There is also the strict parity requirement of the OBBBA. In case a 401(k) plan is forced to impose Roth catch-ups on high earners when there is no Roth option, the law states that no one in the plan is allowed to make catch-up contributions, irrespective of their income rate. The role of the EDD tax attorney or other experts can help in managing the deadline.

This implies that a mid-level manager who was earning 80000 would have been punished by the company when it failed to revise the plan, while the executive who was earning 200k.

How does the “Super Catch-Up” complicate the amendment process?

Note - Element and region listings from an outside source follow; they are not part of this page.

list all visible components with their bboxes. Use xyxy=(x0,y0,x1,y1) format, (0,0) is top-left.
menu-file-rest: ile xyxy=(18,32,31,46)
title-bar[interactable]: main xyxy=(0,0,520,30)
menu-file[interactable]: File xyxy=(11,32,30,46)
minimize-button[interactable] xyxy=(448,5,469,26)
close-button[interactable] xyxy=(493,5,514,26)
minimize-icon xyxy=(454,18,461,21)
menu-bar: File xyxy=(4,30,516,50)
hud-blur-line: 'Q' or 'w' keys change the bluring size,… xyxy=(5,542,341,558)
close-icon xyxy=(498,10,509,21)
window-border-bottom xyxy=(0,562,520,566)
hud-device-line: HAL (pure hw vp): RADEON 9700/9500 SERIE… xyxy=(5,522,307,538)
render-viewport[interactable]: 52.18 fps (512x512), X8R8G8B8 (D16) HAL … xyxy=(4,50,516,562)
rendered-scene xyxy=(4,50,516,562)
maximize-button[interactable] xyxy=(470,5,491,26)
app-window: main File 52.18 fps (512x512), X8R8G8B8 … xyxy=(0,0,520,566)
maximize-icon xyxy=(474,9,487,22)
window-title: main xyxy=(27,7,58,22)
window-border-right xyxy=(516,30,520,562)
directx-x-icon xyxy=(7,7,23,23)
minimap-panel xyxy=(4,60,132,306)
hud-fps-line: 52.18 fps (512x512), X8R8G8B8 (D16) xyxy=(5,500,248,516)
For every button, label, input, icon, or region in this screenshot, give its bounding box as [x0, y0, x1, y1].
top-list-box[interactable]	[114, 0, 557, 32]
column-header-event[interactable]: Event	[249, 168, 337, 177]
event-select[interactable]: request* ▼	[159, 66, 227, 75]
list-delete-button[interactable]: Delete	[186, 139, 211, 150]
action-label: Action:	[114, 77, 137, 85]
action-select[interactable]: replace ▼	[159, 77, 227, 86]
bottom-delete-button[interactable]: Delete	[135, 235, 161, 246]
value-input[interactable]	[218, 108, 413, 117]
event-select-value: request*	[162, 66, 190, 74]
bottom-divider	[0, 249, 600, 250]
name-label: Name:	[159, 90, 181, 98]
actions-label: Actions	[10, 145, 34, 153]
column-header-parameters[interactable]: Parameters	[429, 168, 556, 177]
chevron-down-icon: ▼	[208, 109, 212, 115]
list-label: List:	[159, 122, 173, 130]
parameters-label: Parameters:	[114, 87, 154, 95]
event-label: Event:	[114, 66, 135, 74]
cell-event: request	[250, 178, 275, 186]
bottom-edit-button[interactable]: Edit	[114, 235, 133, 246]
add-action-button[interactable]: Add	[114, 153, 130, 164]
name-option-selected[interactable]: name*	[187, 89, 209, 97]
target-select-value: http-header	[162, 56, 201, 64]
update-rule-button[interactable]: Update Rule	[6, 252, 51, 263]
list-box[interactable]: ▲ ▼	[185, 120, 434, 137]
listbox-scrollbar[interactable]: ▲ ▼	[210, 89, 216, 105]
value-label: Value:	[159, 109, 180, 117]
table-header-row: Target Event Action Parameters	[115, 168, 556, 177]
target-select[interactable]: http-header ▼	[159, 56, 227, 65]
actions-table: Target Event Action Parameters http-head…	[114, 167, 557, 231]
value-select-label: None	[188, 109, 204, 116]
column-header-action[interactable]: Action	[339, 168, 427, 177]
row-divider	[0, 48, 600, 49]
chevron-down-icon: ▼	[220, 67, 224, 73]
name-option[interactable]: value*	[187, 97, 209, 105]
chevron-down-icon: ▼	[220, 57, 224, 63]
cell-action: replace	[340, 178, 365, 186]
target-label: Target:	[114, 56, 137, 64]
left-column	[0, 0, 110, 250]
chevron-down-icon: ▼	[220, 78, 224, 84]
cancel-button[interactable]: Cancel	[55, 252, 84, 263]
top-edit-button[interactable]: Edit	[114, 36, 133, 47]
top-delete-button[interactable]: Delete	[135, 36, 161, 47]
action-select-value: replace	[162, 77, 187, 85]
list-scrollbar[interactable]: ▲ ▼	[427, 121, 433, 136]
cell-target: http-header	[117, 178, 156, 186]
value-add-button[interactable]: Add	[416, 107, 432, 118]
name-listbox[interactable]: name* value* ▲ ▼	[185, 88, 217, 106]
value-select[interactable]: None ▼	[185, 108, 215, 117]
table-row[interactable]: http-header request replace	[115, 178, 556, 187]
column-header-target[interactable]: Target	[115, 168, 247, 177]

The OBBBA further cemented the Super Catch-Up of employees aged 60 to 63 years, where the maximum can be increased (the higher of 10,000 or 150 percent of the standard catch-up). In writing your 2026 plan amendment, you should make sure that the language takes into consideration not only the Mandatory Roth re-characterization of high earners but also the increase of the limits that affect a single cohort of age 60-63.

Conclusion

The major reason behind the 401(k) plan evolution is the use of the mandatory Roth rule, which began in 2026 with a mandatory amount of 155,000 dollars as the starting point. It has revolutionized the Roth feature as an optional perk into a necessary structural element to any highly expenditure staffed business organization. In order to make it through the OBBBA change, employers are not allowed to settle on mere payroll adjustments but rather implement planned amendments to the plans.